The model of machine learning finds patterns in historic data,” he explains. “But that historic data represents our world today – warts and all. The data these models are trained on reflects the bias, the racism, the sexism, the economic disparities… all of the harmful biases in society are reflected in the data, and then the algorithms amplify that bias,” he adds.

This harmful bias manifests in the perpetuation of social stereotypes in AI-generated images, from search terms like ‘CEO’ producing men in suits in earlier versions of DALL-E, to traditionally feminine adjectives such as ‘gentle’ and ‘supportive’ being more likely to render images of women. Many examples of AI-generated art also betray stylistic tendencies towards Eurocentrism, as the dataset scraped from the web includes an over-representation of images of fine art from the dominant culture of the West.

 

To address concerns about historic bias and the unethical use of data, teams of researchers like Drew are trying to develop algorithms that are transparent, meaning the factors affecting the decisions made by the algorithms are visible to those who use them. Drew’s lab also develops creative AI tools that enable artists to train their own model, as opposed to having to use “black box” tools where only the algorithm’s input and output are open to inspection by users, while its internal workings remain inaccessible. 

But despite the proliferation of AI-generated imagery, Drew, Nicholas and Patrice all agree that the human element of individual creativity is what makes a true work of art. The final output from AI image generation can only ever be a variation of styles, scenes and images it has analysed before. While designed to innovate, it produces aesthetic products that are inescapably homogeneous. 
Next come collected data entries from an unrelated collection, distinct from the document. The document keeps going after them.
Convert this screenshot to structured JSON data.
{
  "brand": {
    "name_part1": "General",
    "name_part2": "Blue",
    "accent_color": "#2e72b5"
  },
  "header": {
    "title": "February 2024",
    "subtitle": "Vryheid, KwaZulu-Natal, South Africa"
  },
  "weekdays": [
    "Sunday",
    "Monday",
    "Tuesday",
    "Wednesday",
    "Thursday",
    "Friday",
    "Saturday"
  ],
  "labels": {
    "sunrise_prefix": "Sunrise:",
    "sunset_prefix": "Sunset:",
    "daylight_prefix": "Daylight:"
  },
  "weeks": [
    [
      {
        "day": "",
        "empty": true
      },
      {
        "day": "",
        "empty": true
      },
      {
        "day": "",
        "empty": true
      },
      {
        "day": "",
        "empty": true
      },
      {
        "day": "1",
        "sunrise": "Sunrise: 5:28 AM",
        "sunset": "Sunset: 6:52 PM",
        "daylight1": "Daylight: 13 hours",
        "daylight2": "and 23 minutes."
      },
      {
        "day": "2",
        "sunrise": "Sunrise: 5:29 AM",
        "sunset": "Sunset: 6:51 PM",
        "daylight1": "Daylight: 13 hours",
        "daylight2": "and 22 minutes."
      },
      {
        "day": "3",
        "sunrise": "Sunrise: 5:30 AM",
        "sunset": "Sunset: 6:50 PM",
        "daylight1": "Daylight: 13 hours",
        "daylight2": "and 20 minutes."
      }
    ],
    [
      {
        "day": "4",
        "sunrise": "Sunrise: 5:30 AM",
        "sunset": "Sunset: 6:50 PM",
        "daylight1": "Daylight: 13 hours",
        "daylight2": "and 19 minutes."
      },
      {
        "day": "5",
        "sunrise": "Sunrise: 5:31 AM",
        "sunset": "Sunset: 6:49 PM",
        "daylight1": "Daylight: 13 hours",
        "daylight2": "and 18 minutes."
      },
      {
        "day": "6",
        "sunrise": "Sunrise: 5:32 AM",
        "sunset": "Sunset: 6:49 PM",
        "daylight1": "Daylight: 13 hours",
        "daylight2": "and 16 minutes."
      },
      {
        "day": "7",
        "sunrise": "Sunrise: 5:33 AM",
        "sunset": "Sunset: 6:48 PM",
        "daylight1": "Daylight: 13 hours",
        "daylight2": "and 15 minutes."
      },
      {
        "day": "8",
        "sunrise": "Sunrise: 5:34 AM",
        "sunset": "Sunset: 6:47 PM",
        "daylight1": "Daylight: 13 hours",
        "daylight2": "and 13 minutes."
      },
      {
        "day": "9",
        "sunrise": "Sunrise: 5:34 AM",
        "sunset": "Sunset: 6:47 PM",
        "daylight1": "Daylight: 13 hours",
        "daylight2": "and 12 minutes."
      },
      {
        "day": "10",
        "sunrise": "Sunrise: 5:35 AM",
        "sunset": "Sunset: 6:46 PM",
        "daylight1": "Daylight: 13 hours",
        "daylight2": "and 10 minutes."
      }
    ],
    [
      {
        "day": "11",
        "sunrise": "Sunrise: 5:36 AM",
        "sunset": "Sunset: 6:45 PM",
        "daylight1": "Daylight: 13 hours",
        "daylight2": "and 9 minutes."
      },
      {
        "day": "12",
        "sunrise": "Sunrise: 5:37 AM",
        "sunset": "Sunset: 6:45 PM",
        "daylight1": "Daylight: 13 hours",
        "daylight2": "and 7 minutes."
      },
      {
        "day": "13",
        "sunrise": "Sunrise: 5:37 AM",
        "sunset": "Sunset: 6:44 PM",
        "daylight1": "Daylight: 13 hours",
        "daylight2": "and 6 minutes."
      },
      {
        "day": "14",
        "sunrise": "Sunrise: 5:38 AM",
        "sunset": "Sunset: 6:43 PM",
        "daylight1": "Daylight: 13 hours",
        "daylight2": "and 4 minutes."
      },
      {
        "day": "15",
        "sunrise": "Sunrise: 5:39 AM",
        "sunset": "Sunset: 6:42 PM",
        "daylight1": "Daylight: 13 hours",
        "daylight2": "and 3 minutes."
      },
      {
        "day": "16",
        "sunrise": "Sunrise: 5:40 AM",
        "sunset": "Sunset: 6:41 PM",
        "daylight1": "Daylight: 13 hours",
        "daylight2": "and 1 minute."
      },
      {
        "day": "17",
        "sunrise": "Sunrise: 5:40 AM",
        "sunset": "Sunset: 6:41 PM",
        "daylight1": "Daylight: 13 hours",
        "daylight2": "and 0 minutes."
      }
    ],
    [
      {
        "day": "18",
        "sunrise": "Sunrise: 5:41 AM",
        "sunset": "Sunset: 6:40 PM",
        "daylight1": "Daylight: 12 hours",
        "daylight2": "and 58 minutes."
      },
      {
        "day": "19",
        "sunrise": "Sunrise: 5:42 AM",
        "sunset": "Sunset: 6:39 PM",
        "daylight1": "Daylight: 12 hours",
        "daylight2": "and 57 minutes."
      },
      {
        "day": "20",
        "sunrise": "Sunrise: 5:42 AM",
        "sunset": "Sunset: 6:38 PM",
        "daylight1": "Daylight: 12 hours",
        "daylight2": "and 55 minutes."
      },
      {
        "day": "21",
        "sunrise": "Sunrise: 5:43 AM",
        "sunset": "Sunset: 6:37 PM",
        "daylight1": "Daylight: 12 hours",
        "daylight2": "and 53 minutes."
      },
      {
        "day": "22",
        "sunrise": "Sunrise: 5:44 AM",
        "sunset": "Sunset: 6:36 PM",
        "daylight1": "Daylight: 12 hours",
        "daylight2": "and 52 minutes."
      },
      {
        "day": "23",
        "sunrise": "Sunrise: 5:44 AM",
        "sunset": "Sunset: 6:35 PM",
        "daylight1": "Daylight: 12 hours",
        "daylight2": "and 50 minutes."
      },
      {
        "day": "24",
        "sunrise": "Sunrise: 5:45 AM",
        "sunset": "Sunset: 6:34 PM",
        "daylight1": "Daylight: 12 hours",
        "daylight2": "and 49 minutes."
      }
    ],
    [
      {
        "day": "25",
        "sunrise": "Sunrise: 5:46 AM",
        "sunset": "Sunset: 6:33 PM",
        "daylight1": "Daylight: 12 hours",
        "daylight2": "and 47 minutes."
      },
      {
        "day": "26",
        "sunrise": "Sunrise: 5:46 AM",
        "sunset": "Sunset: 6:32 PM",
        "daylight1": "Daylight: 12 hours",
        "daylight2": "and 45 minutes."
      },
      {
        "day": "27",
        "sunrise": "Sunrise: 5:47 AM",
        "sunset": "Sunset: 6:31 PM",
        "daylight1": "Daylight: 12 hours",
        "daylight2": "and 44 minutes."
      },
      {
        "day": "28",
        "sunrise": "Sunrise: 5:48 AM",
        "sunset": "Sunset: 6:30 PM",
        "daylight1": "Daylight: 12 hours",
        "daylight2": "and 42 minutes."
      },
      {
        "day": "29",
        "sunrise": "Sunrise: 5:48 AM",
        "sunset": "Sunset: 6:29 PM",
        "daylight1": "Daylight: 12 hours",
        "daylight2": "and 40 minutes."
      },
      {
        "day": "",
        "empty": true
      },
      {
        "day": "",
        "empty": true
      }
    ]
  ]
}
For Nicholas, art is defined by the tangible presence of a thinking, feeling, problem-solving human. “Every detail that I’m adding to a design is intended to communicate,” he says. “I hope that, more than the negative elements of this conversation, there is this understanding that the concern of artists comes from a deeper love for what we do.”

As the world experiences a technological revolution that is growing at an exponential rate, closer collaboration between research institutions, lawyers and artistic practitioners on issues surrounding AI in the arts is vital. Drew hopes that, in future, AI technologies which support human agency will increase the scope for human creativity – rather than stifle it.

“Basically, the right way to think of AI is as tools,” says Drew. “We might call them a medium. But they’re not a replacement for humans. There’s still a person feeding in the prompts – the machines don’t have a purpose, an itch to scratch, or a vision to bring to the world. In that sense we can see it as another tool: just like a paintbrush is a tool, a synthesiser is a tool, PhotoShop is a tool. It brings with it a whole set of new capabilities, which is a massive paradigm shift.”

One possibility for the use of AI alongside human creativity is a workflow described as a ‘sandwich model’, where a human creates a prompt and has prior input, then the algorithm generates an output, and the human artist takes that image and works upon it further. In 3D video game art, this could facilitate more technical processes like rigging, while in film animation it could be used to solve complex problems like VFX or FX.

“I think there is a threat to jobs, but this will open up new creative paths, and people will find ways to work with these tools within a creative practice,” Drew adds. “There is something fundamentally troubling about the idea that human creativity is being displaced. I think we have to fight for human creativity.”